Chapitre 5 Rites et cérémonies Article 6 Le signe de la croix Un autre symbole remarquable du culte romain, c'est le signe de la croix. Dans le système romain, on le sait, le signe de la croix et l'image de la croix sont tout. On ne peut dire aucune prière, rendre aucun culte, on ne peut rien faire, pour ainsi dire, sans l'usage constant du signe de la croix. La croix est regardée comme le grand moyen d'enchantement, comme le grand refuge au moment du danger, comme la ressource infaillible contre toutes les puissances des ténèbres. On adore la croix avec tout le respect qui n'est dû qu'au Très-Haut ; et l'appeler devant un véritable disciple de Rome, de son nom scripturaire, l'arbre maudit, est une offense mortelle. Dire que cette superstition du signe de la croix, ce culte rendu par Rome à une croix de bois ou de métal ait pu résulter de la parole de Paul : "Dieu me garde de me glorifier en autre chose qu'en la croix de notre Seigneur Jésus-Christ crucifié" (Galates VI, 14), est une pure absurdité, un vain subterfuge, Jamais les vertus magiques attribuées au signe de la croix, jamais le culte qu'on lui rend n'ont eu une pareille origine ! Ce même signe que Rome fait aujourd'hui était en usage dans les Mystères Babyloniens ; le paganisme l'employait pour les mêmes desseins mystiques, il l'entourait des mêmes honneurs. La croix du christianisme
Le Tau mystique était marqué au moment du baptême sur le front de ceux qu'on initiait aux mystères (1) et on l'employait de bien des manières différentes comme le plus sacré des symboles. Pour identifier Tammuz avec le soleil, on le joignait quelquefois au cercle du soleil, comme dans la figure n°4 (fig. 43), quelquefois on le plaçait dans le cercle (2), comme dans la figure n°5 (fig. 43).

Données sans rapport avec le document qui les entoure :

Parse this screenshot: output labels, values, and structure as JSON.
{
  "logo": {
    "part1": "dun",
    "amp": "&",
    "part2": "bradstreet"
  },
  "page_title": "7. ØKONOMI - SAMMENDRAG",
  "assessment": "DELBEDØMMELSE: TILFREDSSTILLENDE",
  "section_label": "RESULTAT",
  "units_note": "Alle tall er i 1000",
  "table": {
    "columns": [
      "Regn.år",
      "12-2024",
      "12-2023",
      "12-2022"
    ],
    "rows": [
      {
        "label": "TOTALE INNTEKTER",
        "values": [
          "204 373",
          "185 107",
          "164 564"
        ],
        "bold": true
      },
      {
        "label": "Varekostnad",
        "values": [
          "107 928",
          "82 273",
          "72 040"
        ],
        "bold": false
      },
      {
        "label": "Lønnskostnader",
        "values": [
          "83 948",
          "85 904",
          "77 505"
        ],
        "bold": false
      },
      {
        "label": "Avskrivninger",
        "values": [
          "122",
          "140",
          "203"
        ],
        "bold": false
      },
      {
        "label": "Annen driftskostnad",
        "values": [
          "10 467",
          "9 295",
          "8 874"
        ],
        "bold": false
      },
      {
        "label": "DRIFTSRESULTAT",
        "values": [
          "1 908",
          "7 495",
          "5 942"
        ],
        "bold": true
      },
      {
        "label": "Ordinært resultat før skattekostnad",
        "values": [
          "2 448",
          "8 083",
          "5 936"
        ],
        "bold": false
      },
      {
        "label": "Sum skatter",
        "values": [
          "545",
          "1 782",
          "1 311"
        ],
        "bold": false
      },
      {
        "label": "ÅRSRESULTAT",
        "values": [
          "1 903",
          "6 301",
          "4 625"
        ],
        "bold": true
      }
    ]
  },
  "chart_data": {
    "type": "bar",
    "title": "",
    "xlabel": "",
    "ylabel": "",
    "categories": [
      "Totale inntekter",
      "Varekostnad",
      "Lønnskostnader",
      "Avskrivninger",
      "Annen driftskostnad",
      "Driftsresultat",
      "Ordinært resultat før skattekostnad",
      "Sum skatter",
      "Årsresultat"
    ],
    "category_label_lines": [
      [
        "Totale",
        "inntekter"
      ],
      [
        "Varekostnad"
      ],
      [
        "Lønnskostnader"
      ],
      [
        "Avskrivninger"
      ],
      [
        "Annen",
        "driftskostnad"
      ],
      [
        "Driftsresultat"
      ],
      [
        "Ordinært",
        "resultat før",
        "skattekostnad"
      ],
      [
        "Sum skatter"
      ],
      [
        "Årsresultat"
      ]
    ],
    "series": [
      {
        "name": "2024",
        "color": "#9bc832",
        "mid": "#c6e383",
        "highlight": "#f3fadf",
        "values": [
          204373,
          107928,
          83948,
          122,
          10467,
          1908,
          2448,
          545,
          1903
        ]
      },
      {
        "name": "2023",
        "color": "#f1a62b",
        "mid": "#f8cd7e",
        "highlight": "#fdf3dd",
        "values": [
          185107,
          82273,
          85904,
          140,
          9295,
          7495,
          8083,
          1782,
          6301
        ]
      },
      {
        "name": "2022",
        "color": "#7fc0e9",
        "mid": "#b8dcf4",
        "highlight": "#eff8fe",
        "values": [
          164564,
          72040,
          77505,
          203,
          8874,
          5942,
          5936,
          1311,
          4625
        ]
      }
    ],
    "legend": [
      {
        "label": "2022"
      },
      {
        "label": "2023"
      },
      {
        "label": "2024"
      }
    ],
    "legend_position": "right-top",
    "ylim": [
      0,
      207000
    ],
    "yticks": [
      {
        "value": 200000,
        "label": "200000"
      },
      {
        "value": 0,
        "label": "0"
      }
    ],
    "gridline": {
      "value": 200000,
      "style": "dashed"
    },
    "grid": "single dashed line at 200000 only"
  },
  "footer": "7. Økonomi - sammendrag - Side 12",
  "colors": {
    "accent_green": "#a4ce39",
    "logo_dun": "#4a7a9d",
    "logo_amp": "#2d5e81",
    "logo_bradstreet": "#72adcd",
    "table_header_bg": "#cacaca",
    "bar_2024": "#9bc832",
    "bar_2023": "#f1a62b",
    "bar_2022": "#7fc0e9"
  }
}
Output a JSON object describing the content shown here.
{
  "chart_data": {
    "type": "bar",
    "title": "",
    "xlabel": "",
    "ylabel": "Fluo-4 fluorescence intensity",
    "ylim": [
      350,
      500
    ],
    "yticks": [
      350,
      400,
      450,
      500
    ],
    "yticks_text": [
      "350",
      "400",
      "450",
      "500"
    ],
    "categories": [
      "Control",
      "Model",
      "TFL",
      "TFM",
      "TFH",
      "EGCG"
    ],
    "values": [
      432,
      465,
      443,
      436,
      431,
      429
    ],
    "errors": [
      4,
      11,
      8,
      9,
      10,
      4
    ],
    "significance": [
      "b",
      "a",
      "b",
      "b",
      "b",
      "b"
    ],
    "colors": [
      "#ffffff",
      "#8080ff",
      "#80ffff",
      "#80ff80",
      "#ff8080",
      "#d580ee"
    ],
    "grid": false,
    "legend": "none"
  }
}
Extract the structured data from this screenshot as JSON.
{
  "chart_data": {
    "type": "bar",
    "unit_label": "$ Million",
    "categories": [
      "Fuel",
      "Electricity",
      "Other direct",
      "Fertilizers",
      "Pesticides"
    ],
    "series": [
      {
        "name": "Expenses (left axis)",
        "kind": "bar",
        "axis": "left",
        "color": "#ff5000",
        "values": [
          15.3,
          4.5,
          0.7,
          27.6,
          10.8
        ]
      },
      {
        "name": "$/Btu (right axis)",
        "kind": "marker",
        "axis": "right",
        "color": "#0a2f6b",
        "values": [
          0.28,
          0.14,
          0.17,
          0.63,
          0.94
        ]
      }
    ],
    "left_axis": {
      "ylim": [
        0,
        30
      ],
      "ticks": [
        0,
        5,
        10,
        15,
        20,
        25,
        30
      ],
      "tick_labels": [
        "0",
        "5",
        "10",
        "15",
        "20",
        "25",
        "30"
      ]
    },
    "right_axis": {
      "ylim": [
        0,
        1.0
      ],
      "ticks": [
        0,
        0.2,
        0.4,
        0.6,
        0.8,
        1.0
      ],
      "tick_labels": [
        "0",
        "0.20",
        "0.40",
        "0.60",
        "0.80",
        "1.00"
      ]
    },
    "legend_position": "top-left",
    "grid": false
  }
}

Peut-être la croix de Malte que les évêques romains ajoutent à leur nom comme symbole de leur dignité épiscopale n'est autre chose que cette même lettre ; cependant on peut en douter. Mais ce qui est hors de doute, c'est que cette croix de Malte est un symbole formel du soleil ; car Layard l'a trouvé à Ninive comme un emblème sacré, et il n'a pas pu faire autrement que de l'identifier avec le soleil (3). Le Tau mystique, symbole de la grande divinité, était appelé le signe de vie ; on le portait sur le coeur comme une amulette (4) ; on le reproduit sur les vêtements officiels des prêtres, comme sur ceux des prêtres de Rome ; les rois le portaient à la main, comme signe de leur dignité ou de l'autorité qu'ils tenaient de la divinité (5). Les Vierges Vestales de la Rome païenne le portaient suspendu à leurs colliers, comme le font aujourd'hui les religieuses (6). Les Égyptiens faisaient de même, et plusieurs des nations barbares, avec lesquelles ils étaient en rapport, le faisaient aussi, comme le témoignent les monuments Égyptiens. Parlant des ornements de quelques-unes de ces tribus, Wilkinson dit : "La ceinture était parfois richement ornée : hommes et femmes portaient des boucles d'oreille ; souvent ils avaient une petite croix suspendue à un collier, ou au col de leur vêtement." (fig. 44) Cette dernière coutume ne leur était pas spéciale ; cette croix était aussi attachée ou peinte sur les robes de Rotnno, on peut en voir des traces dans les ornements de luxe de Rebo, ce qui montre qu'elle était déjà en usage au XVe siècle avant l'ère chrétienne (7).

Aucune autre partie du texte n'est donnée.